LC – Sport isn’t just about exercise, how much are you missing the camaraderie with your teammates?
MR – Yeah that’s difficult. Everyone was really welcoming when I first started and we really are like one big family, plus there a few people on that team that I’ve been friends with since I was a kid. We’re lucky in a way that with social media, instant messaging, things like Skype, we can all stay in touch but it isn’t the same. We used to do a lot together socially. And we usually train on a Friday night. No matter how bad a week you might have had you always knew you were seeing friends and letting off some steam on the ice for an hour or two and I miss that. I’m sure we all do.
LC – Is the inclusiveness of para Ice Hockey something you enjoy and would recommend to others?

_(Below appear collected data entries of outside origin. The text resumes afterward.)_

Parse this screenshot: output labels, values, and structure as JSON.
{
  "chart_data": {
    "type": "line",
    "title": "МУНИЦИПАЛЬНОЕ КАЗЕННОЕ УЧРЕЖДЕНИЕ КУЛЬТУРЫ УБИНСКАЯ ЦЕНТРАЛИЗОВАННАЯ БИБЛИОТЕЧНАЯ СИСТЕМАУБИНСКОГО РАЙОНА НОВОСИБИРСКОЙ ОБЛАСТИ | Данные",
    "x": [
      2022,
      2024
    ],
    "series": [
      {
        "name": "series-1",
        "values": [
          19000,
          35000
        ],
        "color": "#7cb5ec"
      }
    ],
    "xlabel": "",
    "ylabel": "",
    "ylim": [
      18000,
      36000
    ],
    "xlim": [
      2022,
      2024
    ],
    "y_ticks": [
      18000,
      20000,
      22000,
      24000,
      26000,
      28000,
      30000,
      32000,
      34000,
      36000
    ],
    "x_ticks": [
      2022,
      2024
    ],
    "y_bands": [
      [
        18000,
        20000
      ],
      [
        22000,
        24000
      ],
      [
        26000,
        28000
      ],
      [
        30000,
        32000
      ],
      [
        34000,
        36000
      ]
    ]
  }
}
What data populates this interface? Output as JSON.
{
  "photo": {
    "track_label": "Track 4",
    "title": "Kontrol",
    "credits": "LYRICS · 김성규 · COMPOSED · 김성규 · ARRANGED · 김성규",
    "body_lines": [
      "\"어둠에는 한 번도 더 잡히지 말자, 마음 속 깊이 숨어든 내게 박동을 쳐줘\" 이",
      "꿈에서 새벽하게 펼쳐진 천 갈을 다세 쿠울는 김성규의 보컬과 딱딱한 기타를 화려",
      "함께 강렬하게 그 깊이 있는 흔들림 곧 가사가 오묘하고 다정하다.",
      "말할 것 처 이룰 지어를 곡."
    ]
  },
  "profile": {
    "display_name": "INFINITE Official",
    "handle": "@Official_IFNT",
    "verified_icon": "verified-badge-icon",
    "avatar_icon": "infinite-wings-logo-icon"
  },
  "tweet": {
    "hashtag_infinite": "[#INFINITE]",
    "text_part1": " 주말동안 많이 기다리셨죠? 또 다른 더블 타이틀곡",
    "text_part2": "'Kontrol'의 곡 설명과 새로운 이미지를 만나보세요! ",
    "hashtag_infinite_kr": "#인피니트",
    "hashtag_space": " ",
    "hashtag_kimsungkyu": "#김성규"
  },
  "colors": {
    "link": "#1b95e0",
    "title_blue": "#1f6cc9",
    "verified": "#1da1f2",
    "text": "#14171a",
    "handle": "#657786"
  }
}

MR – Absolutely. The sport is designed to be all inclusive and the Steelkings really embrace that. The sport welcomes disabled and able-bodied players, and it welcomes anyone regardless of gender, age, sexuality, religion, or any other characteristic and the Steelkings are the most welcoming group of people I’ve ever known. It’s a huge, huge selling point of the sport and of the club for me and I know what that acceptance and those friendships you can build with teammates can do for people.
LC – What are the challenges of working alongside training and playing matches for the Steelkings?
MR – To be honest I’ve been pretty lucky in that regard so far. My work have been understanding in letting me leave early for training if I need to and make my time back elsewhere and all the matches so far have been on weekends. I know it’s a bigger struggle for some of the team but I’ve been fine so far.
LC – How are you keeping yourself occupied without being able to train and play matches with the Steelkings?
MR – With a lot of films! Seriously, whilst I can’t go to the gym and we can’t train properly, I still have my gear so I can practice stick handling – but with tennis balls not pucks. I don’t have weights at home but I have been doing cardio and stretches. And I can re-watch games. It’s not ideal, but again it’s about looking for the positives and making the best out of what you have.